The Uyghur American Association, run by exiled members of the minority, said a "blackout of news" on attacks in the region cast doubt on Chinese government claims in a statement released on Saturday.

"The state then uses its propaganda apparatus to label the incident 'terrorism' without presenting any evidence that can be independently proved," the group said.

The recent unrest occurred ahead of celebrations for the Muslim Ramadan festival - which Uighurs have said are repressed by local authorities.

AFP reporters saw members of China's armed paramilitary police transported near Lukqun, the town affected by riots on Wednesday.

Residents contacted by AFP by telephone said police, some armed, were lining streets and intersections in the town following the attack. Another local resident told AFP he could not send text messages to the area.

Locals in Urumqi said the city was divided into Uighur and Han districts, and one taxi driver, who did not give his name, said that Han residents were avoiding Uighur dominated areas in the run up to the anniversary.
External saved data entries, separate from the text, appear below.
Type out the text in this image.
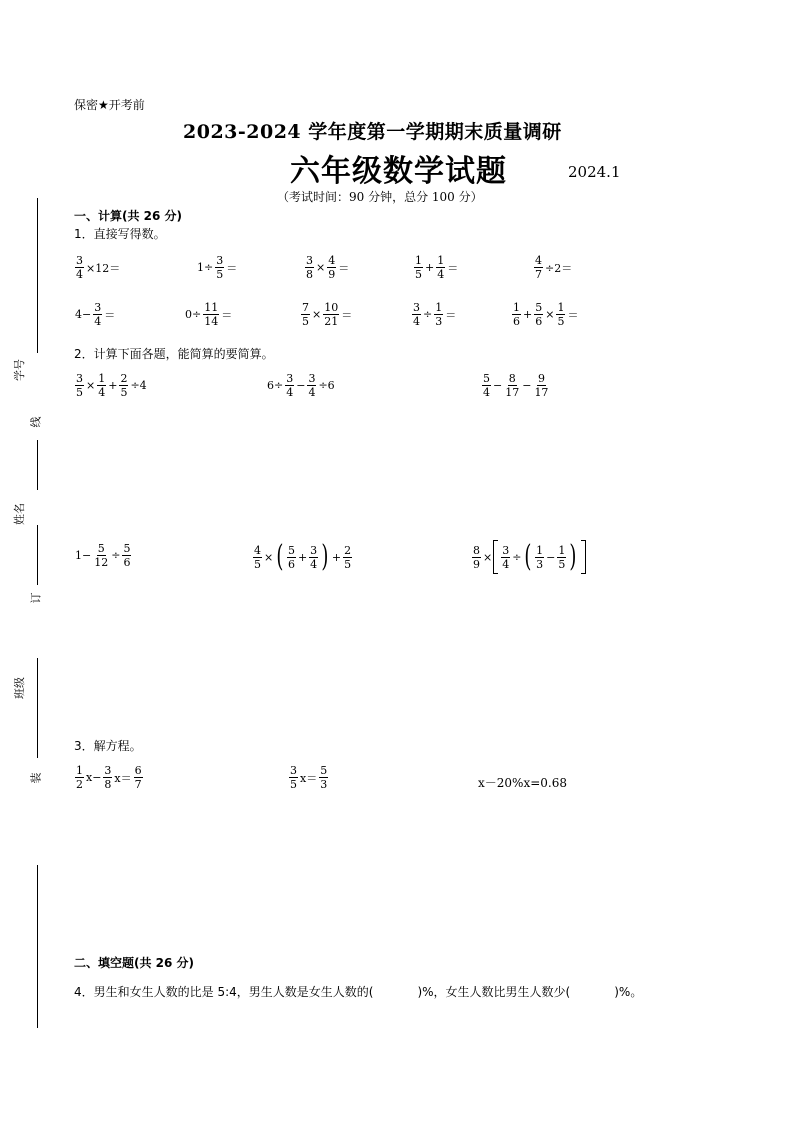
学号
线
姓名
订
班级
装
保密★开考前
2023-2024 学年度第一学期期末质量调研
六年级数学试题	2024.1
（考试时间：90 分钟，总分 100 分）
一、计算(共 26 分)
1．直接写得数。
$\frac{3}{4} \times 12=$	$1\div \frac{3}{5}$ ＝	$\frac{3}{8} \times \frac{4}{9}$ ＝	$\frac{1}{5} + \frac{1}{4}$ ＝	$\frac{4}{7} \div 2=$
$4- \frac{3}{4}$ ＝	$0\div \frac{11}{14}$ ＝	$\frac{7}{5} \times \frac{10}{21}$ ＝	$\frac{3}{4} \div \frac{1}{3}$ ＝	$\frac{1}{6} + \frac{5}{6} \times \frac{1}{5}$ ＝
2．计算下面各题，能简算的要简算。
$\frac{3}{5} \times \frac{1}{4} + \frac{2}{5} \div 4$	$6\div \frac{3}{4} - \frac{3}{4} \div 6$	$\frac{5}{4} - \frac{8}{17} - \frac{9}{17}$
$1- \frac{5}{12} \div \frac{5}{6}$	$\frac{4}{5}$ × ( $\frac{5}{6} + \frac{3}{4}$ ) + $\frac{2}{5}$	$\frac{8}{9} \times \frac{3}{4}$ ÷ ( $\frac{1}{3} - \frac{1}{5}$ )
3．解方程。
$\frac{1}{2} x- \frac{3}{8} x= \frac{6}{7}$	$\frac{3}{5} x= \frac{5}{3}$	x－20%x=0.68
二、填空题(共 26 分)
4．男生和女生人数的比是 5:4，男生人数是女生人数的(	)%，女生人数比男生人数少(	)%。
Official figures say 46 per cent of Xinjiang's population is Uighur, while another 39 per cent are members of China's dominant Han majority.

In recent decades millions of Han have relocated to the region - which is rich in coal and gas - to find work, in a settlement drive that has caused friction in the community.

Beijing denies repressing ethnic minorities, who make up less than 10 per cent of the national population and enjoy some preferential policies.

China closely restricts information about unrest in Xinjiang, and blocked access across the region for several months after the violence in 2009.